Input-output correlation chart

This means that if a piece of wrong information in the ads regards the most impactful data (such as the status or the energy class), a considerable error will be made in the market value forecast.

In conclusion, it is possible to state that using artificial neural networks in combination with a web crawler helped estimate the level of opacity of the Italian real estate market. Among the most significant achievements of this research, the automated web crawler made it possible to rapidly collect a huge amount of data and have a complete overview of all the properties on sale in Padua.
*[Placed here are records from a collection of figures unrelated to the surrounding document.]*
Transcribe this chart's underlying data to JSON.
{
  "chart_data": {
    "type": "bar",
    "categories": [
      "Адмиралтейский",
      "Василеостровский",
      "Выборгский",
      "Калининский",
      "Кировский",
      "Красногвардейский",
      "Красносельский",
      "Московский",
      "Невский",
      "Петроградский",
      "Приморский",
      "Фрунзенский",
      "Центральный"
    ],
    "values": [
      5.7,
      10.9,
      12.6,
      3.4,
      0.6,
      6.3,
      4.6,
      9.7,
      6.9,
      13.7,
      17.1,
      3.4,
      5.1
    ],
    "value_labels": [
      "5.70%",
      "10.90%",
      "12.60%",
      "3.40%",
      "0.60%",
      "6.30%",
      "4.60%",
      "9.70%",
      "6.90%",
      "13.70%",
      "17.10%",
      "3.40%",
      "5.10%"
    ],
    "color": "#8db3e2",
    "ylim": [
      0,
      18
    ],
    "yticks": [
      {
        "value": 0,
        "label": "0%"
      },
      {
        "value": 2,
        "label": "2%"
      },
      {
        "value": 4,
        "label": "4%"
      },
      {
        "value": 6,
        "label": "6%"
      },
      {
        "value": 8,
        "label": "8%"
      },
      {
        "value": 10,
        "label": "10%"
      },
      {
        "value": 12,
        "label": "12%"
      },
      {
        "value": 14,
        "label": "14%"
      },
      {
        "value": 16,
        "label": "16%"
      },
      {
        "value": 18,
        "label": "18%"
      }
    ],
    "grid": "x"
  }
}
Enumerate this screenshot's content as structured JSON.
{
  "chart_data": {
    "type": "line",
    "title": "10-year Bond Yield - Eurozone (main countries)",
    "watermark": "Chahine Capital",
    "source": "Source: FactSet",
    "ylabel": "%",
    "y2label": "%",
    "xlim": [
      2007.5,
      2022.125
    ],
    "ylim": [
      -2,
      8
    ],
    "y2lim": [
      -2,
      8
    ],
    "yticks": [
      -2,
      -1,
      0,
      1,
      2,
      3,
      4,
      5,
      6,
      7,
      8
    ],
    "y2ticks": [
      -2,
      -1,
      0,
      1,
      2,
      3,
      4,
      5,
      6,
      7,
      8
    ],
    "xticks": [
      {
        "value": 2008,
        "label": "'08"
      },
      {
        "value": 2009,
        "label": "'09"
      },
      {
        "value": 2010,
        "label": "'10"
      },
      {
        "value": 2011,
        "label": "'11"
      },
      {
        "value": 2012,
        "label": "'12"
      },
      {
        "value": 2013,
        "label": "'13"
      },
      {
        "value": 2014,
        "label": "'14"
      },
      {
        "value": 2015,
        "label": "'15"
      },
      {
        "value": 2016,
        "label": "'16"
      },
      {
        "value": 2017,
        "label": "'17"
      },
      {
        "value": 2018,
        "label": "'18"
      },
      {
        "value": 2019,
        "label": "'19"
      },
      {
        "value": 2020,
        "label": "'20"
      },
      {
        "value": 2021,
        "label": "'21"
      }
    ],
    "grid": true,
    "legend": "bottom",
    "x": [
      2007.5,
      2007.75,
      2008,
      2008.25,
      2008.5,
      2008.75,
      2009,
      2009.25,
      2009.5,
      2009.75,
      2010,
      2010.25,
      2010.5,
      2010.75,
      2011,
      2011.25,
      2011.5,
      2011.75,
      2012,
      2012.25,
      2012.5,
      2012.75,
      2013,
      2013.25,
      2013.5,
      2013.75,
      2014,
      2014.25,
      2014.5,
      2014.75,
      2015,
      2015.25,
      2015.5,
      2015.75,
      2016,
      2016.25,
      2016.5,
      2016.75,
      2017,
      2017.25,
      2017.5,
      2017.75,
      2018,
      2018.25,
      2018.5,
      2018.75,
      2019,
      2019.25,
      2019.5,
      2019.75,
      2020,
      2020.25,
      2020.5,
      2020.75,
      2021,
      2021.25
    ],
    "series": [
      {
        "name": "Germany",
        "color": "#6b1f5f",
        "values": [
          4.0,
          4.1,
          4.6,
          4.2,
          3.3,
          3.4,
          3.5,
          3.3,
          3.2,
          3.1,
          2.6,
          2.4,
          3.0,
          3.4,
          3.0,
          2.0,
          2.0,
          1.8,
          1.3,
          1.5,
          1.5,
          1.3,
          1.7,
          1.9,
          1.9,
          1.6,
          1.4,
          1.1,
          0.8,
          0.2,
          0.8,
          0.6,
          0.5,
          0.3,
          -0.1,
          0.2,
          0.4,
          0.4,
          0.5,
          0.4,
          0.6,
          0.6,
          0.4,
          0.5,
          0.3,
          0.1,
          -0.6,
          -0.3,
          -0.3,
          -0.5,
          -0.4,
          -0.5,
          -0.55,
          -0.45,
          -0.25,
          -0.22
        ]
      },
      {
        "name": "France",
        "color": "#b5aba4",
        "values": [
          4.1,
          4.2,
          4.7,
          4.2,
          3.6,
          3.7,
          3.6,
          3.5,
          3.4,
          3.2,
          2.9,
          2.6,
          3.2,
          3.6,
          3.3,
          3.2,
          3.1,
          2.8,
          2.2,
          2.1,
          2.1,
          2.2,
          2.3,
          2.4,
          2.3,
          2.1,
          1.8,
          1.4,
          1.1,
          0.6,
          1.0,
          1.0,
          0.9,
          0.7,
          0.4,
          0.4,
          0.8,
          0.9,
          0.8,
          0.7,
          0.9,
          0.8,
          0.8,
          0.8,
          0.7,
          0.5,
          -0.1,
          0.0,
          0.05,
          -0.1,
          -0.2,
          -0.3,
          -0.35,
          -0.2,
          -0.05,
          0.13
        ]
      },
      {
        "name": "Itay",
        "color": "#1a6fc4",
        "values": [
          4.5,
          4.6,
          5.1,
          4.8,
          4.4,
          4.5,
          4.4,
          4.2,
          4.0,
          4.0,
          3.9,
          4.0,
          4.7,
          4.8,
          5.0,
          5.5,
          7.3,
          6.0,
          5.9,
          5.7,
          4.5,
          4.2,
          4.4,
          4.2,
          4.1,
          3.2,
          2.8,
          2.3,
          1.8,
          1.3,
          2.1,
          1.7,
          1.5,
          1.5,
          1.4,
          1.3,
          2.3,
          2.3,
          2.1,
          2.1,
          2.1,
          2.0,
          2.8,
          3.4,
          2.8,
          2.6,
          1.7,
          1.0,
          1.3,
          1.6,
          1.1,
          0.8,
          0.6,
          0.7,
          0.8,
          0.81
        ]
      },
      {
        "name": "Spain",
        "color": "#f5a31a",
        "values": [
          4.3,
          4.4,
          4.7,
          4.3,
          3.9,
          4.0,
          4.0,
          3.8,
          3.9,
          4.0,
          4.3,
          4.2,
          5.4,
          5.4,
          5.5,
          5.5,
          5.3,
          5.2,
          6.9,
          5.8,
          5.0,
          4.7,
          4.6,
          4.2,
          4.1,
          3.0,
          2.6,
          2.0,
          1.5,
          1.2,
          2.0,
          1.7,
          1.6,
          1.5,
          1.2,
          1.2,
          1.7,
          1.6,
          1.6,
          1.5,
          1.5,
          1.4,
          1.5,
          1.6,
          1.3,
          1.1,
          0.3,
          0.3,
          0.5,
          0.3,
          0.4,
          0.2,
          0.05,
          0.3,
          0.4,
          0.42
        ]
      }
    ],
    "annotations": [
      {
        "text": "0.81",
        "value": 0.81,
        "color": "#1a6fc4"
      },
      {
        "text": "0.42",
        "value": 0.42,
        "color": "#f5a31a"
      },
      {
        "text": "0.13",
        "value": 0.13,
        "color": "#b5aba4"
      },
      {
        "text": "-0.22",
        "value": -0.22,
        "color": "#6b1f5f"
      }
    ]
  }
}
Moreover, it is easy to perform this very same kind of analysis on other markets because the web crawler can be immediately applied to different contexts.

The major limitation of this approach is that it is based on offer prices and not on historical transactions. Clearly, the reason is that this is one of the primary sources of opacity in the Italian real estate market, however, as a further development of this research, the authors would like to compare offer prices results against historical transactions to analyse this other significant source of error in market value assessments.

For sure, the authors suggest that selling ads would become more rigorous in the displacement of information, in the correctness of the illustrated data and completeness. Some predefined layout should be slavishly followed by the sellers when composing advertisements, at least to provide complete and accurate information of the property on sale (which would also help potential buyers).